Le Réseau des médias africains pour la promotion de la santé et de l’environnement (REMAPSEN) a réuni, le mardi 24 mars 2026, ses membres et des professionnels de santé autour d’une problématique cruciale : l’avenir de la santé sexuelle et reproductive (SSR) dans un contexte de crise. Cet atelier de formation visait à outiller les journalistes sur les enjeux du financement sanitaire, alors que le pays fait face à une double pression sécuritaire et financière.

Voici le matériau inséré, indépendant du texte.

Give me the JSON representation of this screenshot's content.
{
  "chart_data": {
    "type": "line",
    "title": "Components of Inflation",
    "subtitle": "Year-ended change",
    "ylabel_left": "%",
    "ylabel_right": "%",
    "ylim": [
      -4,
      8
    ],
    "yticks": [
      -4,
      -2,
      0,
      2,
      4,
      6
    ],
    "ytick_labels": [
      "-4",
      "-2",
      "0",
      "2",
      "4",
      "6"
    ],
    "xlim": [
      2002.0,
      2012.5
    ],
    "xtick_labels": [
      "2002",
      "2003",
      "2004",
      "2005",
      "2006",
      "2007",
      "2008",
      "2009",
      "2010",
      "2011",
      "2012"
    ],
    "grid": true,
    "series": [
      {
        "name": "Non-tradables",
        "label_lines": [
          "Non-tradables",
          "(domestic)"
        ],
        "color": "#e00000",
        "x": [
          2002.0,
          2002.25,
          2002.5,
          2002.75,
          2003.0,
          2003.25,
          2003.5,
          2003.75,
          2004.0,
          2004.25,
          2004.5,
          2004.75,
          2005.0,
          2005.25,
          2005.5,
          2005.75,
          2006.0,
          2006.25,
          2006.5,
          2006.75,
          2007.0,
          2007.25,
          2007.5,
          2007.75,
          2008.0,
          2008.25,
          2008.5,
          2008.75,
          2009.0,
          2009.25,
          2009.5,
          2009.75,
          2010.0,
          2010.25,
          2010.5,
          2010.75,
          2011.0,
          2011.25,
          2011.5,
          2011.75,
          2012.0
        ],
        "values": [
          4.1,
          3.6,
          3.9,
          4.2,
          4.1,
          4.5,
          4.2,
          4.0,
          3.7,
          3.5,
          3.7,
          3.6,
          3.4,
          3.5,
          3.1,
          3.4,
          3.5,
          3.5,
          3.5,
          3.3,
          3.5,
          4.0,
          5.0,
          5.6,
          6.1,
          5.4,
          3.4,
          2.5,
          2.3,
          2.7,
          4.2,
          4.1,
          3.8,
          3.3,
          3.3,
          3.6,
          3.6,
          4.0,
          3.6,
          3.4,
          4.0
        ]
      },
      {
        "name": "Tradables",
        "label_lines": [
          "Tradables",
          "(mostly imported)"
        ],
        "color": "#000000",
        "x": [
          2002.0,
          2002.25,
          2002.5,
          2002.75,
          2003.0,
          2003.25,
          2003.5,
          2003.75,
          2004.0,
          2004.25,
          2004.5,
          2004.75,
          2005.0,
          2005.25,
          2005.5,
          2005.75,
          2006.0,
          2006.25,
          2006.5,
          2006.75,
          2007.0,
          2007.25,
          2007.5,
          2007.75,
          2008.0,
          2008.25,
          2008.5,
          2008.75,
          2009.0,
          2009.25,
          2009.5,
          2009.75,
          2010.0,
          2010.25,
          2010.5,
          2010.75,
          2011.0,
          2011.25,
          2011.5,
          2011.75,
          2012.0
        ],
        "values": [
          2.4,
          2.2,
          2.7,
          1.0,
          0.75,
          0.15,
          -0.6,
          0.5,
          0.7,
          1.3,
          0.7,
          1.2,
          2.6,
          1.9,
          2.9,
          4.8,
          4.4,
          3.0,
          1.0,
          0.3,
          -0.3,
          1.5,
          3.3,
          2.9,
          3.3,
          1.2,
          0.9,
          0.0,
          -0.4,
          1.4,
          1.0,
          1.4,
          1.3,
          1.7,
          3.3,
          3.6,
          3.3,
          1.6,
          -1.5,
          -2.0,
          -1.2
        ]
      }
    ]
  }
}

Le thème de la rencontre, axé sur les alternatives endogènes, souligne une réalité alarmante : selon le ministère de la Santé, près de 81 % des fonds alloués à la SSR provenaient jusqu’ici de partenaires extérieurs. Or, ce soutien international s’étiole progressivement, menaçant la continuité des services de planification familiale. Pour Désiré Thiombiano, directeur de AMS Synergie Burkina Faso, la solution ne peut être qu’interne. Il préconise un éveil des consciences communautaires pour investir directement dans la santé, afin de prévenir les grossesses précoces, les mariages d’enfants et les décès maternels. Cette stratégie repose sur la sensibilisation des populations à l’autofinancement, la promotion de la masculinité positive auprès des leaders d’opinion et l’institutionnalisation de la collecte de fonds par les collectivités territoriales.

Malgré cette conjoncture difficile, l’État burkinabè maintient ses efforts. Dr Clarisse Bougma, représentante de la direction de la santé de la famille, a rappelé que le gouvernement a investi plus de trois milliards de FCFA dans l’achat de produits contraceptifs entre 2020 et 2025. Pour le ministère, la mobilisation des ressources locales est désormais une priorité stratégique pour garantir la durabilité des soins, même dans les zones d’accès complexe.

En clôture de l’atelier, le coordinateur national du REMAPSEN, Boureima Sanga, a insisté sur la responsabilité des médias dans ce combat pour la « souveraineté sanitaire ». Fort de ses 400 journalistes à travers le continent, le réseau, soutenu par le Partenariat de Ouagadougou, entend promouvoir un journalisme de solutions capable de transformer chaque citoyen en acteur responsable de sa propre santé.